Turkey proposed that Berlin city officials actively oppose supporters of US-based Islamic cleric Fethullah Gulen, a former-ally-turned-foe of Turkish President Recep Tayyip Erdogan, whom Ankara accuses of organizing the failed July 15 coup, Mayor Michael Mueller said.
"I was approached and asked by a Turkish government official whether we would be prepared to critically confront the Gulen movement in Berlin and, if necessary, to support measures against it," Mueller said.
"I rejected the idea and made it very clear that Turkish conflicts could not be waged in our city," the Social Democrat said.

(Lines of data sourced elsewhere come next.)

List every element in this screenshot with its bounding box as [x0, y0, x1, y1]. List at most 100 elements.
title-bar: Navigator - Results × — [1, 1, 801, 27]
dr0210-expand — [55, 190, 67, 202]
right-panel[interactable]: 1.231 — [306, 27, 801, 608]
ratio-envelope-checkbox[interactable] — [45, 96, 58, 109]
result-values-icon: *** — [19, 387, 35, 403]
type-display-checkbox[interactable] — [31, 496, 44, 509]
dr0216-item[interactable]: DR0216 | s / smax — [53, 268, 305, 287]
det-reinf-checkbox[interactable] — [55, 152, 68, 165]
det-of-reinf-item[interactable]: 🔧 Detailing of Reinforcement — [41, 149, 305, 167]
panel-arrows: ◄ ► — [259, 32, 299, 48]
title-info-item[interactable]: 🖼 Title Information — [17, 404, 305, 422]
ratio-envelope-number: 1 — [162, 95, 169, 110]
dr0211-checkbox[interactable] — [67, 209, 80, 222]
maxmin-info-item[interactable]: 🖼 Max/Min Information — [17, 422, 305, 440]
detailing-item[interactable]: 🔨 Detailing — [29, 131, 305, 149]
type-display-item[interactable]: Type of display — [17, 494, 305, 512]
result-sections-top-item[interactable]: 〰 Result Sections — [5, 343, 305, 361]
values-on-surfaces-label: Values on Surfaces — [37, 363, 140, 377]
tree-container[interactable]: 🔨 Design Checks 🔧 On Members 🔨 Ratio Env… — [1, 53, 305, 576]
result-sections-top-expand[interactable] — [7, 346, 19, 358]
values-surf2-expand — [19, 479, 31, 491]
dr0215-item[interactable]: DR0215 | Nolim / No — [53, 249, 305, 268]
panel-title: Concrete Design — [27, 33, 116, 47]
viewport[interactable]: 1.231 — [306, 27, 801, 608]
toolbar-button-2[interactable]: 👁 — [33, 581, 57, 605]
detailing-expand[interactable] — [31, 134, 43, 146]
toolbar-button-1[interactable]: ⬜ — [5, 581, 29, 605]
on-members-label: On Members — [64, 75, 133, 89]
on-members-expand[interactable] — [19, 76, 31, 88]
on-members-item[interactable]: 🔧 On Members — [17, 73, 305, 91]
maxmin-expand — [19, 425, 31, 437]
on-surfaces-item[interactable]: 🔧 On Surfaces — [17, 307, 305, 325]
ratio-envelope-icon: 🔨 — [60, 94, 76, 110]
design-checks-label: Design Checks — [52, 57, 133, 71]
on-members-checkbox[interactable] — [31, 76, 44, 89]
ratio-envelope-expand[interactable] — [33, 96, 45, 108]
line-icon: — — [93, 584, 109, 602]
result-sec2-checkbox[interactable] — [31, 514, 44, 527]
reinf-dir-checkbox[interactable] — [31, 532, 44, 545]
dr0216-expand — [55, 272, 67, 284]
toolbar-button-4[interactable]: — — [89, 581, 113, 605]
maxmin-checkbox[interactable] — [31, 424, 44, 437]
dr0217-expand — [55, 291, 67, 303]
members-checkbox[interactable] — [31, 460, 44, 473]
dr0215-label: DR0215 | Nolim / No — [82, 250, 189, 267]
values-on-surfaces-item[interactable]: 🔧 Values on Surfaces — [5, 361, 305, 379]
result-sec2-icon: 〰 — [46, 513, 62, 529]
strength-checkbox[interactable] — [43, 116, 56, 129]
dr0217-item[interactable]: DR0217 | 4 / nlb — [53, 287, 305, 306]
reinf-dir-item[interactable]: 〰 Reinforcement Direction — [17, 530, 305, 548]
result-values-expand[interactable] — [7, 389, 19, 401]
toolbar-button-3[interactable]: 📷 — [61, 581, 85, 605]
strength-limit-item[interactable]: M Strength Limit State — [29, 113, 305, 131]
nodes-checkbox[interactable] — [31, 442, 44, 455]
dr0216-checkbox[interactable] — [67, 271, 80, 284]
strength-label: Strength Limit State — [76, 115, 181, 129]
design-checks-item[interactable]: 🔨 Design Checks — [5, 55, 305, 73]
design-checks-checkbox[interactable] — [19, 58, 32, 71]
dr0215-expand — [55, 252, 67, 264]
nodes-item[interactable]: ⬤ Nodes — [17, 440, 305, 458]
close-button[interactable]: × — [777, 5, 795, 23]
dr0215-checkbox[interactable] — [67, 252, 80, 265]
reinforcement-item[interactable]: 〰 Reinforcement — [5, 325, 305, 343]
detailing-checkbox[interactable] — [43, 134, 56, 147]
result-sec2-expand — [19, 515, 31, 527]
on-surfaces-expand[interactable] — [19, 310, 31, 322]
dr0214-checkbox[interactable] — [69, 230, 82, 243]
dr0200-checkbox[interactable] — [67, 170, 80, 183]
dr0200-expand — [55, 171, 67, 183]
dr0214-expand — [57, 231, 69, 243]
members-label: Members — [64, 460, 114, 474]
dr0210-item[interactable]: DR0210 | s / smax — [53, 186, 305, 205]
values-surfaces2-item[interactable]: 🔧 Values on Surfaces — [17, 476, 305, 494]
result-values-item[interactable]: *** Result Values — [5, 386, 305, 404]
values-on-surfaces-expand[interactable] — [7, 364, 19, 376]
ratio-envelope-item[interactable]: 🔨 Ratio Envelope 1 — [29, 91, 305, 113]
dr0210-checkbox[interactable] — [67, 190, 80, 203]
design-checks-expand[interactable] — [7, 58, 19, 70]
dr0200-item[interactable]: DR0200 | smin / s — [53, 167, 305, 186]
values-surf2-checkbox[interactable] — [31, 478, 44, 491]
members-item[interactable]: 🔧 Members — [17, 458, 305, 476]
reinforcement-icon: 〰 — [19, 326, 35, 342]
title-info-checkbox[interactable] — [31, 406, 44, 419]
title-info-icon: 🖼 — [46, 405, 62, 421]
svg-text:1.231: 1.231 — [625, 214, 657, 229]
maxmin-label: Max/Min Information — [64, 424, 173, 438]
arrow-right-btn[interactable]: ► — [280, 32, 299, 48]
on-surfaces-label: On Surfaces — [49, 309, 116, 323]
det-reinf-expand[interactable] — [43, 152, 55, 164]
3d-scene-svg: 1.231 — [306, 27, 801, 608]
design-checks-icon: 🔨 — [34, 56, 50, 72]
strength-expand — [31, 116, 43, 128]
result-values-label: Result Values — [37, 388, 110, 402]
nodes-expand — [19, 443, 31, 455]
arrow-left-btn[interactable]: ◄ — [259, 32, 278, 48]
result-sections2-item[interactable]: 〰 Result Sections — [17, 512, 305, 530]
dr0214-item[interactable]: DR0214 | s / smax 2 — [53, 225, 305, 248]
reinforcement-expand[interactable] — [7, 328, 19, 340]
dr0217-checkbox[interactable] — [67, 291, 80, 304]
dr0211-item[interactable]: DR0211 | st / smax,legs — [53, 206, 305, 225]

Since the putsch, Ankara has carried out a massive crackdown to purge its military and civil service of alleged Gulen supporters.
Turkish Prime Minister Binali Yildirim said the government has suspended or dismissed more than 81,000 judges, ministry employees, soldiers and other civil servants, according to a CNN Turk report from Saturday.
"We need no style scores from Mr. Erdogan on the topic of democracy and human rights," Mueller added.
Diplomatic relations between Germany and Turkey reached a fever pitch at several points this year.
In April, the Turkish president launched a defamation case against a German comedian whose lude poem insulted him, and German lawmakers further inflamed tensions with the June 2 declaration that the Ottoman Turks committed genocide with the mass killing of Armenians during World War I.